Given n non-negative integers representing an elevation map where the width of each bar is 1, compute how much water it can trap after raining.
Example 1:
Input: height = [0,1,0,2,1,0,1,3,2,1,2,1]
Output: 6
Explanation: The above elevation map (black section) is represented by array [0,1,0,2,1,0,1,3,2,1,2,1]. In this case, 6 units of rain water (blue section)
are being trapped.
Approach:- From what I can understand, need to know the difference of length of bars on both sides in which maximum water can get filled. But it also provides a hint of considering division into subproblem. Lets validate with a template.
First of all why DP?
The brute force solution basically is find left_max and right_max from a point. This on find for all_points can have a time complexity of O(n^2). Can this
be memonized in order to prevent re-calculations
1) Does it statisfy Optimal Substructure Property?
Lets suppose A[0..m-1] contains maximum capacity of water filled till block m.

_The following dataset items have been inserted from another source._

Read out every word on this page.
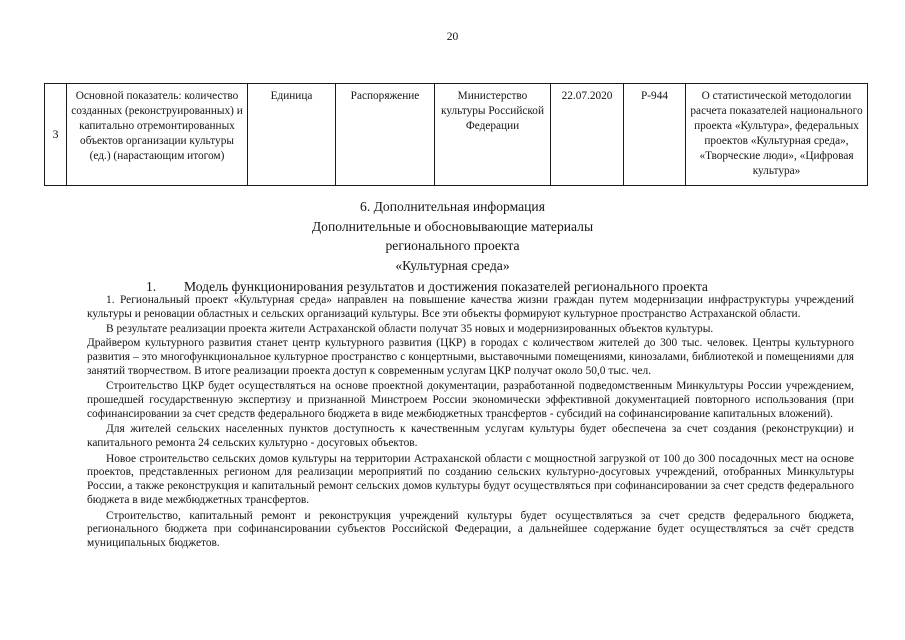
20
3	Основной показатель: количество созданных (реконструированных) и капитально отремонтированных объектов организации культуры (ед.) (нарастающим итогом)	Единица	Распоряжение	Министерство культуры Российской Федерации	22.07.2020	Р-944	О статистической методологии расчета показателей национального проекта «Культура», федеральных проектов «Культурная среда», «Творческие люди», «Цифровая культура»
6. Дополнительная информация
Дополнительные и обосновывающие материалы
регионального проекта
«Культурная среда»
1. Модель функционирования результатов и достижения показателей регионального проекта

1. Региональный проект «Культурная среда» направлен на повышение качества жизни граждан путем модернизации инфраструктуры учреждений культуры и реновации областных и сельских организаций культуры. Все эти объекты формируют культурное пространство Астраханской области.

В результате реализации проекта жители Астраханской области получат 35 новых и модернизированных объектов культуры.

Драйвером культурного развития станет центр культурного развития (ЦКР) в городах с количеством жителей до 300 тыс. человек. Центры культурного развития – это многофункциональное культурное пространство с концертными, выставочными помещениями, кинозалами, библиотекой и помещениями для занятий творчеством. В итоге реализации проекта доступ к современным услугам ЦКР получат около 50,0 тыс. чел.

Строительство ЦКР будет осуществляться на основе проектной документации, разработанной подведомственным Минкультуры России учреждением, прошедшей государственную экспертизу и признанной Минстроем России экономически эффективной документацией повторного использования (при софинансировании за счет средств федерального бюджета в виде межбюджетных трансфертов - субсидий на софинансирование капитальных вложений).

Для жителей сельских населенных пунктов доступность к качественным услугам культуры будет обеспечена за счет создания (реконструкции) и капитального ремонта 24 сельских культурно - досуговых объектов.

Новое строительство сельских домов культуры на территории Астраханской области с мощностной загрузкой от 100 до 300 посадочных мест на основе проектов, представленных регионом для реализации мероприятий по созданию сельских культурно-досуговых учреждений, отобранных Минкультуры России, а также реконструкция и капитальный ремонт сельских домов культуры будут осуществляться при софинансировании за счет средств федерального бюджета в виде межбюджетных трансфертов.

Строительство, капитальный ремонт и реконструкция учреждений культуры будет осуществляться за счет средств федерального бюджета, регионального бюджета при софинансировании субъектов Российской Федерации, а дальнейшее содержание будет осуществляться за счёт средств муниципальных бюджетов.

In order to find maximum water filled, the formula can be as follows
if length of m-1th block <= length of m+1th block then A[m] = A[m-1]th + ((length of m+1th block - length of m-1th block) - length of mth block)
else A[m] = ((length of m+1th block - length of m-1th block) - length of mth block)
But this approach will fail because
1) Maximum left/right can be more than distance 1
2) Can get negative answer
Instead lets store only two things that matter the most, left_max and right_max, and then apply(min(left, right)-current. complexity is O(N) for
both time and space
It seems we can have a better solution than DP. since we do not care about all left, right maxes but just the recent ones. How about we use pointers?
How:-
make two pointers left and right
while left<right
if height[right] > height[left]
if height[left] >= left_max
left_max = height[left]
else
answer += left_max - height[left]
left+=1
if height[right] < height[left]
if height[right] >= right_max
right_max = height[right]
else
answer += right_max - height[right]
right+=1
time complexity - O(n) space complexity - O(1)